Бред во всех отношениях. Наше несчастье в том, что мы занимали ответственные посты, власть нам вскружила голову. Эта страсть, это честолюбие к власти нас ослепило. Одной “идеологией” этого нельзя объяснить. Эти два момента, вместе взятые и действующие совместно, привели нас на скамью подсудимых.

Мы считали себя людьми, посланными провидением, утешались тем, что нас позовут, что мы необходимы. Это говорили и троцкисты, это говорили и правые. Мы не заметили, что мимо нас прошло все развитие Советского Союза, мимо нас прошла мирная революция, преобразившая нашу деревню, мимо нас прошел этот колоссальный рост культурного и политического уровня народных масс и создание новых кадров государственных людей из стахановцев. Все это прошло мимо нас, мы этого не заметили.

Отрезвление должно было наступить. Я может быть несколько противоречу речи Прокурора, но считаю, что “право-троцкистский блок” был обречен на разложение. Это, конечно, не снимает с блока ответственности за совершенные преступления.

Никакого политического будущего перед нами не было. Отрезвление для многих еще не началось, потому что оно началось уже после того, как нас арестовали.

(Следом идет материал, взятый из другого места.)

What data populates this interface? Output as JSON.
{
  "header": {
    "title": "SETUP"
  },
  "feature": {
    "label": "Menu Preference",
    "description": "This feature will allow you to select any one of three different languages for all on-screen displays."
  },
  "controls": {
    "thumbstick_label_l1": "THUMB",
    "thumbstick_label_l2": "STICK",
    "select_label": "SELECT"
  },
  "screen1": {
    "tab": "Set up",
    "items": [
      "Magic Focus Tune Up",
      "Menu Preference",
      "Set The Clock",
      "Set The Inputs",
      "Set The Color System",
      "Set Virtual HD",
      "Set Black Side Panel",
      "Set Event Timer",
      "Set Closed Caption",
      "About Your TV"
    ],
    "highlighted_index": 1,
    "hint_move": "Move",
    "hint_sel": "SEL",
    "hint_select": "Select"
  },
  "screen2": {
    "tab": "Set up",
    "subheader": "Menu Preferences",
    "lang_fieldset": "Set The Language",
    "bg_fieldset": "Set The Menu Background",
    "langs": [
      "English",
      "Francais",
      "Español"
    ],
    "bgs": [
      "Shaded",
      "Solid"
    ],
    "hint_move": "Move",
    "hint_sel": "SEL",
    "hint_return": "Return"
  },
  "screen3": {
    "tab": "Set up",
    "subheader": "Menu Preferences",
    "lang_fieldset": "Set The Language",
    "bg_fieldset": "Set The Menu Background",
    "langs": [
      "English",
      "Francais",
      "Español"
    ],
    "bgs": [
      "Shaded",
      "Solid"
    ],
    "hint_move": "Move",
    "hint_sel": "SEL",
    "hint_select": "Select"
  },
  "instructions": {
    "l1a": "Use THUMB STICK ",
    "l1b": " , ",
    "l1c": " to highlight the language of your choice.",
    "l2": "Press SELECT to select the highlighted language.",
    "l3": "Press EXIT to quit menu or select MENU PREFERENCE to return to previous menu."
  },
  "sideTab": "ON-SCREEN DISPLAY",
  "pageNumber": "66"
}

Граждане судьи! Я рассказал все, что мною было совершено, не скрыв и не утаив ни одного факта. И во время судебного следствия, предварительного следствия, и во время суда (мне кажется я не ошибусь, если скажу) я не был уличен ни в одном противоречии и в сокрытии какого-нибудь факта.

Я считаю, что это есть доказательство того, что я перед вами полностью и целиком обнажился, полностью и целиком себя разоблачил.

Я обращаюсь к вам с одним словом, которое никогда не сорвалось бы с моих уст, если бы это был другой суд. Но я обращаюсь к вам с этим словом потому, что в вашем лице я вижу советский суд, пролетарский суд. Это—слово о пощаде. Вчера государственный обвинитель в известном смысле облегчил мне эту задачу, поскольку он не требует применения ко мне высшей меры наказания. Но я должен сказать, что в той градации минимума и максимума, которая была упомянута гражданином Прокурором, есть известный предел, который заходит за пределы моего возраста. Я хочу на это указать только для того, чтобы при применении ко мне соответствующих статей закона вы учли это обстоятельство и сообразовали ваше решение, так сказать, с физиологическими пределами обвиняемого, который находится перед вами.

Граждане судьи! С юного возраста я выполнял честно, верно, преданно свой долг солдата дела освобождения труда. За этой светлой полосой наступила черная полоса моих преступных деяний, измены отечеству, черная серия преступлений, которую я вам сегодня вкратце резюмировал. Я вам сказал все, что я знал, я все рассказал, ничего не скрыл, ничего не утаил, я глубоко и искренне раскаиваюсь и прошу дать мне возможность хотя бы самым скромным трудом в любой обстановке искупить хотя бы ничтожную часть моей вины. Я кончил.